Wednesday, 22 February 2006
Toll road an unfair burden Print E-mail
Daily Herald   

It is no secret that Utah's road system needs serious improvement.

Interstate 15 in Utah County is beginning the descent into gridlock and other roads in the state cry out for repair.

Up at the Legislature, Sen. Sheldon Killpack thinks the solution lies in toll roads. Killpack, R-Syracuse, is sponsoring legislation that would let the state enter into partnerships with private entities to build roads. The private investors would get their money back through a toll on the road.

To a Legislature facing a mounting bill to repair and construct roads, Senate Bill 80 is seductive. But being seductive does not make it a good idea.

Toll roads tend to breed their own bureaucracy. After all, someone has to hire the people who will collect the tolls and handle the money as it comes in. Even though the bill suggests a partnership with a private entity, the state will still need to dedicate resources to the effort. For example, S.B. 80's fiscal note calls for spending $690,000 for consultants and legal counsel just to develop the rules for the partnership. This is a one-time cost, but it portends more in the future.
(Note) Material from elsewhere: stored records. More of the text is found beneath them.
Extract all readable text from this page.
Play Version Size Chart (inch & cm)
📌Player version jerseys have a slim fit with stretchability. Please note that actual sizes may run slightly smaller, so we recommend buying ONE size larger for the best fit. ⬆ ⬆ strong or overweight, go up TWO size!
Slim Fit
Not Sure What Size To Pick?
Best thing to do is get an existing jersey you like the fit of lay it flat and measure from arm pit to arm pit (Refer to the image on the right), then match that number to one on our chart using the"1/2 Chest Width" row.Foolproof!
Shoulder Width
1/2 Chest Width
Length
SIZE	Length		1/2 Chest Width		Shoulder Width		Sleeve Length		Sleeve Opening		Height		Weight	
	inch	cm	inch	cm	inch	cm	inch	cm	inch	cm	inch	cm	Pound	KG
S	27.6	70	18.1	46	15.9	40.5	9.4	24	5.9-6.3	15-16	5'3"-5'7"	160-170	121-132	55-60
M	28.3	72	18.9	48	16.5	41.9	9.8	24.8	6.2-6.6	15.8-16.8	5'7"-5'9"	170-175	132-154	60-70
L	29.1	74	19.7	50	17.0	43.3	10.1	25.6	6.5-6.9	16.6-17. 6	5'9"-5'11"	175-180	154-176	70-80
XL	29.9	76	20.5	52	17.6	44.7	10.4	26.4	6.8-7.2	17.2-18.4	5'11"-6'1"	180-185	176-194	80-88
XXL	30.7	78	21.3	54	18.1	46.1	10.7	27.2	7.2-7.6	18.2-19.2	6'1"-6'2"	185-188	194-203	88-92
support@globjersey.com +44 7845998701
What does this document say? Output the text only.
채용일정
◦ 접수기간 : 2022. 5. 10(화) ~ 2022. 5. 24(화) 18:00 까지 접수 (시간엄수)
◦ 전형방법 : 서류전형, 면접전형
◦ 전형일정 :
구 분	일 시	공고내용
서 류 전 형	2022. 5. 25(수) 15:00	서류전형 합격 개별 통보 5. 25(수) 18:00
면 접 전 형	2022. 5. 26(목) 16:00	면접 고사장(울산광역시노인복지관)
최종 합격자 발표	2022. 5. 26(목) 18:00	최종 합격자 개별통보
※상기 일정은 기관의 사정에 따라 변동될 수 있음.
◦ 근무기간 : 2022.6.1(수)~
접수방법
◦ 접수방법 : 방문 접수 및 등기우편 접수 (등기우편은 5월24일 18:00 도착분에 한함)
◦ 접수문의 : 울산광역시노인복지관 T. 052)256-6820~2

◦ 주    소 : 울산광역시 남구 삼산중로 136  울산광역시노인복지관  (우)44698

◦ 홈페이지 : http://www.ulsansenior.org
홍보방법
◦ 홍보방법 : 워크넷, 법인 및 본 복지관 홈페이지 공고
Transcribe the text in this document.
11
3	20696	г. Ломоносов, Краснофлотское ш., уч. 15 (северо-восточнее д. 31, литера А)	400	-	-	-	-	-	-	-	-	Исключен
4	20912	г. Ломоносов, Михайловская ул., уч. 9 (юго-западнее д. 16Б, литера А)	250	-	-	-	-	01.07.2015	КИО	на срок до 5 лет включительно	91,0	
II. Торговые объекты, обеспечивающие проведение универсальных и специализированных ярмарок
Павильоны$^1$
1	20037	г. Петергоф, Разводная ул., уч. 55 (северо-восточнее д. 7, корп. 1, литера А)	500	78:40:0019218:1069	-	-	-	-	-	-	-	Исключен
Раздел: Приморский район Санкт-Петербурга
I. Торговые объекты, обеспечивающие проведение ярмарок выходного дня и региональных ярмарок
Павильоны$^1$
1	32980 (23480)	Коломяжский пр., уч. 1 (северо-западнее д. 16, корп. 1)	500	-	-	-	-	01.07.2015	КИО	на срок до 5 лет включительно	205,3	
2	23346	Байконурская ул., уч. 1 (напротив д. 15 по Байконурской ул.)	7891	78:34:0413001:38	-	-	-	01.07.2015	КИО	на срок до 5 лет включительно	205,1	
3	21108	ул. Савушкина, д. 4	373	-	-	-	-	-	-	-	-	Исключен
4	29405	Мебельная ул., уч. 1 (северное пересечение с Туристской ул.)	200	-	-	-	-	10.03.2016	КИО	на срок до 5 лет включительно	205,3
New Jersey motorists were promised that once the tolls on the state's two main traffic arteries -- the New Jersey Turnpike and the Garden State Parkway -- paid for construction the toll booths would come down. More than 50 years later the toll booths are still standing, and the revenue is now funding two bureaucracies.

This toll road concept is unfair to the people who will be served by the new road. Those people have already contributed to the reconstruction of I-15 in Salt Lake County through their gasoline tax. Now, they will be asked to pay a toll for using what amounts to a private road.

This brings us to the most troublesome aspect of SB 80: It violates a social contract between the people and their government.

There is something unseemly, for example, in the idea that government will use its power to obtain land for the construction of a road that will become a profit-making venture for a private company. They're not making anymore land, and if a corridor can be obtained upon which to build a road that will improve the lives of all, it ought to be viewed as the domain of the people at large.

If freeway improvements are needed at tiny Cove Fort, the taxpayers of the whole state help pay for them. The improvements provide a benefit to travelers, but travelers alone do not foot the bill. The toll road between Salt Lake and Utah counties would create an unfair tax on certain people -- in fact, a double-tax -- for no reason except that they live in a high-population area that experiences traffic jams.

The cost of a toll road, constructed with government assistance over a prime corridor of land, should be borne by all of us, not just by those who use it. The primary users likely will have no reasonable alternative, which should qualify the road as a general public benefit.

Whether one drives or not, all Utahns benefit from a workable road system. Good roads mean that groceries are delivered to stores. Police, fire and ambulance services can get to where they are needed. Businesses will be able to get supplies and merchandise. Again, these are general public benefits, just as prisons and schools and water systems are general benefits.

Requiring one segment of the population to pay for a major, and badly needed, road improvement is an unfair assignment of the burden.

If the state needs money to build roads, there are ways to do it that ensure everyone contributes to the enterprise. One way is to raise the gasoline tax to cover the cost of new construction or at least build up the transportation fund.

A better approach would be to scrap the gasoline tax altogether and dedicate a portion of the state's sales tax to road construction, as was proposed for the Transportation Investment Fund.

Roads benefit the general public, and the public, as a whole, should pay for them.

This story appeared in The Daily Herald on page A8.